My position is, the hypostatic union isn’t dependent upon the divine essence of the Second Person occupying the human body for three days. The mystical union of the Second Person entails a divine person united to a human nature without division or confusion. That’s the essence (small pun intended). If the Second Person’s soul can be separated from the body, then so can his divine nature without violating the hypostatic union just as long as the two natures remain intact as one person. If a human person can exist in the intermediate state apart from the body yet still remain a human person due to the preeminence of the soul (Vos), then all the more can a divine person with a human and divine nature be separated from his human body while remaining a two nature person. To deny this is to give undo precedence to the body of the Son. It’s also to imply that persons do not exist if separated from the body. Thoughts?

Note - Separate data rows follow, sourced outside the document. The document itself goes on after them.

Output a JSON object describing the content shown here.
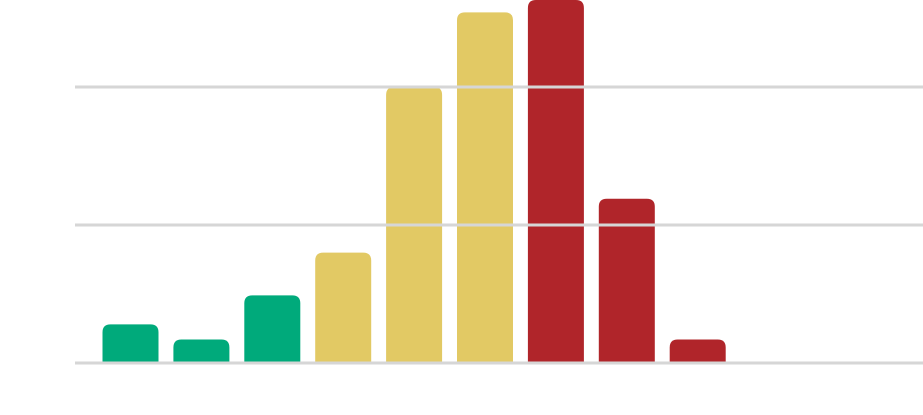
{
  "chart_data": {
    "type": "bar",
    "categories": [
      null,
      null,
      null,
      null,
      null,
      null,
      null,
      null,
      null
    ],
    "values": [
      2.8,
      1.7,
      4.9,
      8,
      20,
      25.4,
      26.3,
      11.9,
      1.7
    ],
    "colors": [
      "#00aa7b",
      "#00aa7b",
      "#00aa7b",
      "#e2c964",
      "#e2c964",
      "#e2c964",
      "#b0252a",
      "#b0252a",
      "#b0252a"
    ],
    "ylim": [
      0,
      26.3
    ],
    "yticks": [
      0,
      10,
      20
    ],
    "grid": true
  }
}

In addition, any union a person, whether divine or human, has with its corpse will be difficult to define. It would be akin to sacramental union or an identity union, but not a union of perichoresis.
 
Can you tell me why you think it is incorrect to believe the Divine Person animates the human body? I will have more questions about the Divine Person and the body of Christ and what that entails in more detail tomorrow. I have so much to learn.

Without the Son taking to himself a human mind..., then only mindless humans were redeemed. Of course there aren’t any such humans. So, if men are redeemed, then the Son has a human mind.
 
My position is, the hypostatic union isn’t dependent upon the divine essence of the Second Person occupying the human body for three days.

I don't see a problem with that. Since a "human body" doesn't equal the human nature, and since Jesus gave up the ghost, that seems fairly straightforward.
 
Without the Son taking to himself a human mind..., then only mindless humans were redeemed. Of course there aren’t any such humans. So, if men are redeemed, then the Son has a human mind.
This is part of the problem here with your responses RWD. py3ak notes to you, "I am hesitant to say much about the post quoted above, because anything I do say may be subjected to the same process of imaginative and inaccurate expansion." I believe you have done the same thing here with me. Some would say it is an obfuscation if it was avoiding answering a question. I can't accuse you of that since I wasn't asking anything from you. At the same time I have to say that the response you write above addresses nothing I was even considering.
I am hesitant to say much about the post quoted above, because anything I do say may be subjected to the same process of imaginative and inaccurate expansion.